Bright Spot Seen in Biotech Industry
With demand for traditional office space in the doldrums, many in Southern California’s commercial real estate community are pinning their hopes for future growth on the expanding biotechnology industry.
The gamble is far from a sure bet. Biotechnology firms, like other high-tech firms, must compete for a smaller supply of venture capital to grow. Developers across the nation have planned or built facilities to house biotechnology firms that never materialized, and many real estate executives remain leery of anything remotely high-tech in light of the millions of square feet left empty by the dot-com bust.
But the biotechnology industry and the much broader health-care sector are among the few industries that have continued to expand and whose long-term prospects look relatively promising, say real estate observers.
“It’s very fertile ground,” said Gray DeFevere, a real estate specialist at Colliers Seeley who works closely with regional venture capitalists and related companies.
Unlike many Internet firms, most start-ups in biotechnology and biomedicine have products to sell and long-term backers, said Craig Peters, a real estate broker who works with biotechnology clients in the Santa Clarita Valley.
“You are going to see them around for quite a while and showing some pretty explosive growth,” said Peters of CB Richard Ellis.
In San Diego County, which is home to the region’s biggest concentration of biotechnology firms, new and existing companies are expected to need as much as 3 million square feet of additional space in the near future, according to office building owner Arden Realty Inc.
“The biotech and life science industries are truly the main drivers of demand in San Diego,” Chief Operating Officer Victor Coleman said during a recent conference call with industry analysts.

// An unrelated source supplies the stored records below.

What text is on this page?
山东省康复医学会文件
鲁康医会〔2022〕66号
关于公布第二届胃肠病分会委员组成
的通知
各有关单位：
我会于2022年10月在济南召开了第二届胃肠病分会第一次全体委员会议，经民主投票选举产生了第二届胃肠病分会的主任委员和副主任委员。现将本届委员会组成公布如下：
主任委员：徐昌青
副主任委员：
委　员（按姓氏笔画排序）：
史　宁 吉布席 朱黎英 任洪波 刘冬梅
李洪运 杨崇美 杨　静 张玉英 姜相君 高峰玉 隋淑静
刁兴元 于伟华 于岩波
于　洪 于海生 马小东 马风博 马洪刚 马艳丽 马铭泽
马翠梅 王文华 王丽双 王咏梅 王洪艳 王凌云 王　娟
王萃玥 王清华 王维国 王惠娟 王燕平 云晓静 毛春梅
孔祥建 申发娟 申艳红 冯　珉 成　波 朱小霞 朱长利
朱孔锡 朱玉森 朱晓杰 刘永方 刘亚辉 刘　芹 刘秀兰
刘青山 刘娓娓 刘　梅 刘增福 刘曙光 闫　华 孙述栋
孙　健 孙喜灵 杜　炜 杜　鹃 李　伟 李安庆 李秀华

Meanwhile, a rapidly growing cluster of biotechnology and other advanced biomedical businesses has set up shop in the north end of Los Angeles County in the new office and industrial parks of the Santa Clarita Valley. Nearly 20 biomedical companies--such as AlleCure and Advance Bionics Corp.--occupy nearly 2 million square feet of space in the massive Valencia Gateway office and industrial zone, according to brokerage CB Richard Ellis.
This year, biotechnology pioneer Alfred Mann purchased a 160-acre chunk of Rye Canyon, a former Lockheed aerospace facility in Valencia, and plans to build the Mann Biomedical Park.
Compared with other industry groups in the Santa Clarita Valley, “the biomed cluster is the fastest growing,” Peters said. “The expansion plans for various companies will more than double the size of the cluster.”
Real estate developers also see continued expansion of biotechnology facilities along the 101 Freeway corridor that runs across the west San Fernando Valley and Ventura County, where industry leader Amgen Corp. is on the verge of adding yet another building on its Thousand Oaks campus that already includes more than 40 structures.
In Agoura Hills, biotechnology firms and their suppliers have been among the potential tenants that have shown interest in a new 67,000-square-foot office complex by the Los Angeles real estate development firm Katell Properties.
“Biotech is a target for us,” said veteran developer Gerald L. Katell.